McMahon, Jennifer.  My Tiki Girl.  2008.  246p.  Dutton/Penguin, $16.99.  (978-0-525-47943-7).  Ages 14+:   Maggie Keller’s life loses her friends after the car accident that killed her mother and physically handicapped Maggie.  Making friends with Dahlia Wainwright, who is dealing with a mentally ill mother and the challenges of being part of a poor family in a rich town, is made even more complex when Maggie falls in love with her new friend.  The book distinguishes itself not only by its focus on a same-sex relationship, but by its sensitive treatment of how the lure of normalcy can cause people to make different choices.

 

Penny, Patricia G.  Belinda’s Obsession.  [Not Just Proms & Parties Series]  2007.  134p.  Lobster Press, $7.95.  (978-0-897073-62-9). Ages 13-16:  Her growing relationship with last summer’s fling, Candace, is damaged by Belinda’s obsession with saving her parents’ marriage after she discovers that her mother is having an affair.  This simple-looking paperback delivers more than the cover promises.



 

Prono, Luca.  Encyclopedia of Gay and Lesbian Popular Culture.  2008.  310p.  Greenwood Press, $90.00.  (978-0-313-33599-0).  Ages 14+:  From The Advocate to B.D. Wong, the information in these almost 100 entries of same-sex subjects and biographies of gays and lesbians in popular culture reveal the way that people were forced to conceal their same-sex desire until popular culture became a more welcoming culture for some actors, artists, and singers.
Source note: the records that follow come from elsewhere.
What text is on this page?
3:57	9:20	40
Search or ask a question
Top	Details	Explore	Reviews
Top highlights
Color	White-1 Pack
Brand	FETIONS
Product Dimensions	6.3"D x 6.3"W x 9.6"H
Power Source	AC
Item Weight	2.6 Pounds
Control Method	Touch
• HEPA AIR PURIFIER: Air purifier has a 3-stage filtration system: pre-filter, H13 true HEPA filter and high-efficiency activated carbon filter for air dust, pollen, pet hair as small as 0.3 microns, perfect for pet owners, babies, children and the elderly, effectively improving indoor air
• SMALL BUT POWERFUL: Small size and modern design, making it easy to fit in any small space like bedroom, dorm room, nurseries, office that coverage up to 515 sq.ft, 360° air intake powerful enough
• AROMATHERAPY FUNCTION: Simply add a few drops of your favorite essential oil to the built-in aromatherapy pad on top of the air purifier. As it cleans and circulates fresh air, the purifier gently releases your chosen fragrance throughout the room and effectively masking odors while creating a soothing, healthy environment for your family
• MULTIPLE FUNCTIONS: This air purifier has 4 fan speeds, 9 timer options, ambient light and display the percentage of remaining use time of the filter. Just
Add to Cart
An advantage to the book is the bibliographies at the end of each entry that includes articles, books, and websites.  The index is also detailed, another use for readers in search of GLBTQ information. 

 

Rosen, Selina.  Sword Masters.  2008.  313p.  Dragon Moon Press, $19.95.  (978-1-896944-65-4).  Ages 14+:  Determined to avenge her father’s death, Tarius pretends to be a male and non-Katabull to study with the Sword Masters but finds more than she bargained for when she falls in love with the headmaster’s daughter, Jena, who thinks that Tarius is a man.  A fun adventure in a fast-paced fantasy.



 

Ruditis, Paul.  Entrances and Exits.  [Drama series].  2008.  242p.  Simon Pulse, $8.99.  (978-1-4169-5906-9).  Ages 14+:  A first time director, high school junior Bryan has to learn to cope with a temperamental playwright, the leading actress’s jealous boyfriend, a vicious attitude toward a new girl on the drama scene, and his yearnings for Drew, his ex-best friend who kissed him and then ran.  A bit fluffy but fun.

 

Sax, Aline.  We, Two Boys.  2008.  Clavis, $24.95.  (978-1605370248).  Ages 14+:  When teenager Albert emigrates from Belgium to New York City in the early 19th century, he finds himself alone when all his family members are returned to their native country but wants to stay after developing a relationship with Jack, an American boy.   This historical novel is powerfully and strikingly honest in its portrayal of adolescent homosexuality.



 

Tamaki, Mariko and Tamaki, Jillian.  Skim.  2008.  140p.  Groundwood Books, $15.00.  (0888997531/9780888997531). This Canadian import is a graphic novel created by cousins.  Set during the early 90's at an all-girls school, Kimberly Keiko Cameron, aka Skim is witty and a good observer.   Skim struggles to find meaning to life by experimenting with wicca, dressing as a goth, and finding romance with her English teacher.  This was one of New York Times’ ten best illustrated children’s books and definitely deserves it.

 

Wilson, Martin.  What They Always Tell Us.  2008.  293p. Delacorte, $15.99. (9780385735070). Ages 14+:  After an attempted suicide, Alex finds himself isolated and unsure of his place in his family and school—and increasingly at odds with his older brother, James.  But as Alex grows increasingly close to one of James's friends, he begins to come out of his shell to find love, discover good friends he didn't know he had, and rediscover his relationship with his brother.  A good first novel about a boy coming to terms with himself.



 

Wittlinger, Ellen. Love & Lies: Marisol's Story.  2008. 256p. Simon & Schuster, $16.00. (1416916237) (978-1416916239):  In the sequel to Hard Love, Marisol takes a year off between high school and college to write a novel, and falls in love with her creative writing teacher, Olivia. But is Olivia's love real or is it a fiction?